Intel's Ice Lake generation CPU has relaxed 'maximum clock limit by instruction type'



Single-instruction, multiple-data (SIMD) instructions that can process multiple data with one instruction greatly contribute to the speedup of CPU operation. However, since SIMD instructions require a lot of CPU resources, Intel CPUs have specifications that limit the maximum number of clocks when executing certain SIMD instructions. This clock-down control has been a problem for some users, but research has reported that the restrictions have been relaxed in the Ice Lake generation CPU.

Ice Lake AVX-512 Downclocking | Performance Matters

optimization-SIMD instructions lowering CPU frequency-Stack Overflow

Skyelake generation Xeon for servers has a specification that clocks down according to the processing weight when executing AVX-2 and AVX-512 instructions, which is called 'license-based' clock down .. License-based clockdown has been seen as an issue by some users, as reported by Cloudflare in 2017, as it affects operations unrelated to AVX instructions.

For clock down control, there are three licenses, 'L0', 'L1', and 'L2', which correspond to the 'strictness' of the maximum clock limit. L0 is the softest limit, L2 is the hardest limit, L0 license is used for normal processing, L1 is used for processing using AVX-2, and L2 license is used for processing using AVX-512. The table below summarizes the number of cores used by the program and the maximum number of clocks for each license.While the maximum number of clocks when a normal instruction is executed by one core is 3200MHz, AVX-512 instructions are When running on 14 cores, the maximum clock frequency is limited to 1600MHz.

Since the AVX-512 instruction is also installed in the Ice Lake generation CPU, engineer

Travis Downs conducted a survey on license-based clock down in the Ice Lake generation CPU. Using the 'Core i5-1035G4' for the CPU, Downs made a benchmark with ' avx-turbo ' that can measure the instruction execution speed of his own CPU and confirmed how the clock down control is done thing.

The investigation of clock down control is 'normal instruction' 'AVX-2 instruction with small CPU load' 'AVX-2 instruction with heavy load' 'AVX-512 instruction with low load' 'AVX-512 instruction with heavy load' Is executed by 1 to 4 cores and the number of clocks at each execution is measured. The results are summarized in the table below. If you execute AVX-512 instructions with 1 core, you can see a clock down of 100 MHz, but under other conditions, there is no difference in the number of clocks depending on the type of instruction.

This result is due to the change of 'license allocation policy' in the Ice Lake generation CPU. In Xeon of the Skylake generation, L0, L1, and L2 licenses were assigned as shown in the table below...

The license allocation for the Ice Lake generation CPU is as follows.
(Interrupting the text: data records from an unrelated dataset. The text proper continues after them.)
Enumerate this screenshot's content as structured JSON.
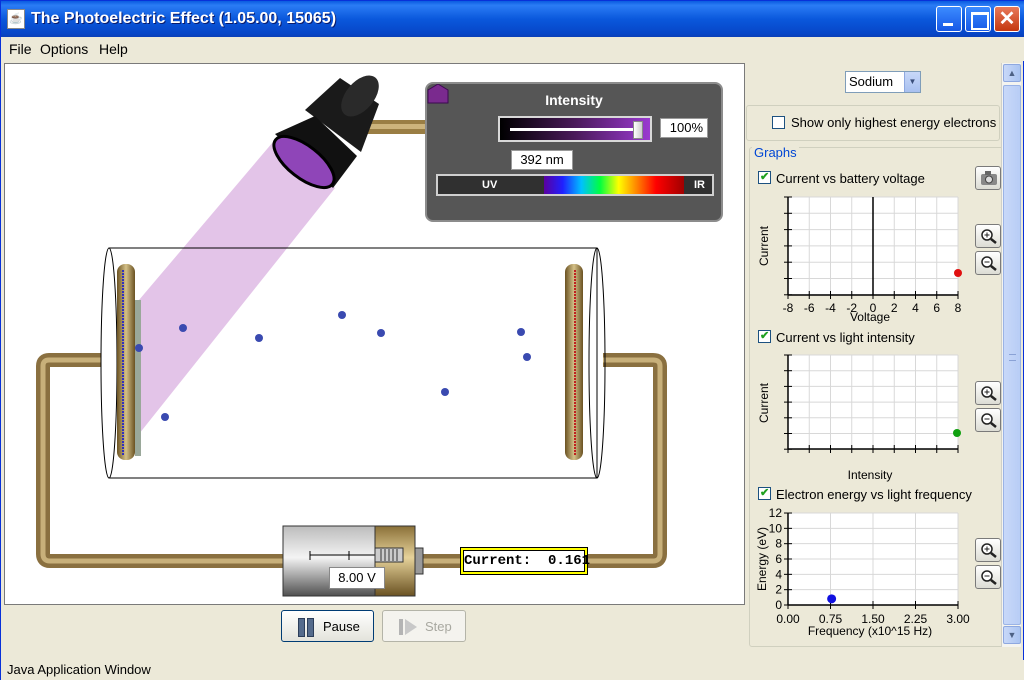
{
  "window": {
    "title": "The Photoelectric Effect (1.05.00, 15065)"
  },
  "menu": {
    "file": "File",
    "options": "Options",
    "help": "Help"
  },
  "intensity": {
    "label": "Intensity",
    "value": "100%",
    "level": 1.0
  },
  "wavelength": {
    "value": "392 nm",
    "uv_label": "UV",
    "ir_label": "IR"
  },
  "battery": {
    "voltage": "8.00 V"
  },
  "current": {
    "label": "Current:",
    "value": "0.161"
  },
  "sim_controls": {
    "pause_label": "Pause",
    "step_label": "Step"
  },
  "controls": {
    "target_value": "Sodium",
    "show_only_label": "Show only highest energy electrons",
    "show_only_checked": false,
    "graphs_title": "Graphs",
    "graph1": {
      "label": "Current vs battery voltage",
      "checked": true,
      "xlabel": "Voltage",
      "ylabel": "Current",
      "xticks": [
        "-8",
        "-6",
        "-4",
        "-2",
        "0",
        "2",
        "4",
        "6",
        "8"
      ],
      "point": {
        "x": 8,
        "y": 0
      },
      "point_color": "#e01010"
    },
    "graph2": {
      "label": "Current vs light intensity",
      "checked": true,
      "xlabel": "Intensity",
      "ylabel": "Current",
      "point_color": "#10a010"
    },
    "graph3": {
      "label": "Electron energy vs light frequency",
      "checked": true,
      "xlabel": "Frequency (x10^15 Hz)",
      "ylabel": "Energy (eV)",
      "xticks": [
        "0.00",
        "0.75",
        "1.50",
        "2.25",
        "3.00"
      ],
      "yticks": [
        "0",
        "2",
        "4",
        "6",
        "8",
        "10",
        "12"
      ],
      "point": {
        "x": 0.77,
        "y": 0.8
      },
      "point_color": "#1010e0"
    }
  },
  "icons": {
    "camera": "camera-icon",
    "zoom_in": "zoom-in-icon",
    "zoom_out": "zoom-out-icon"
  },
  "status": {
    "text": "Java Application Window"
  },
  "colors": {
    "title_bar": "#0a58dc",
    "light_beam": "#d9b0e0",
    "photon": "#3a4ab0",
    "wire": "#8a7040"
  }
}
The maximum clock limit is relaxed because the license for executing AVX-512 instructions with heavy processing load has changed from L2 to L1 and the license for executing AVX-2 instructions with heavy processing load has changed from L1 to L0. You can see that it is done.

From the results of this survey, 'it is necessary to change the attitude toward clock down control when using AVX-512 instructions,' Downs points out. License-based clock down control had a big impact on the entire CPU, but if you are using an Ice Lake generation CPU, 'you don't have to be afraid of down clocking,' Downs commented.